My novel FORGIVEN is set in San Francisco in 1906. Here’s how I describe the city as Kula finds it: “The Spanish named San Francisco for a saint. The Celestials met their Demons on its streets. Called Golden Mountain by those in the Middle Kingdom, it perched precarious on a cracking plate. Children’s sad eyes pleaded in the stench and filth of its tight alleys, where hawk-nosed men slithered and the unwary were shanghaied. San Francisco’s gilded halls and palatial homes held wealth beyond dreams. For some, it was a prison. For some, it was release.”
In early 1848, Captain John Sutter, who had established a colonial holding in the Sacramento Valley, built a mill on the American River. The flow of water from the mill exposed a vein of gold, and by the following spring the first of tens of thousands of prospectors passed through San Francisco’s Golden Gate en route to the California gold rush. Development of the city followed out of dire necessity. And the very nature of the grizzled prospectors and the constant exchange of vast fortunes gave the city a bipolar air of wealth and desperation.
Women were so few in number – it was reported that no more than 300 women lived among the thousands of men in San Francisco in 1849 – that they were followed through the streets by adoring crowds (which must have been more than a little creepy).
San Francisco was first a seaport, with all that a constant turnover of sailors brings. The neighborhood of the Barbary Coast – so nicknamed after an infamous stretch of coastline in Africa – was home to corruption of every kind.
The wealthy of San Francisco naturally settled the hilltops, in particular Nob Hill, so named after the rich “nabobs” or “nobs” who built large mansions there.
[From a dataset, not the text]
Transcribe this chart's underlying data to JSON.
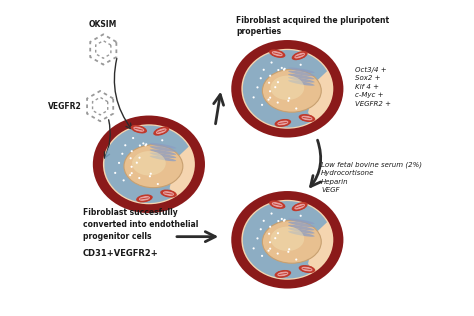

Cable cars, an 1873 invention of Scots immigrant and mechanical engineer Andrew Smith Hallidie, connected the growing neighborhoods and steep hills in this “Paris of the west”.
Chinatown grew in response to the influx of Chinese immigrants, who were encouraged to work on the railroads and were given property rights in Chinatown.
Golden Gate Park was established in the 1860s, and the famous Sutro Baths and Cliff House built on the coast attracted tourists on day outings eager to watch the seals that lounged on the rocks.
The gold rush created the city and led to profound social and economic disparities, but the 1906 earthquake changed the face of San Francisco and altered her history. In upcoming posts I’ll visit in more detail the Barbary Coast, Chinatown, and the earthquake of 1906.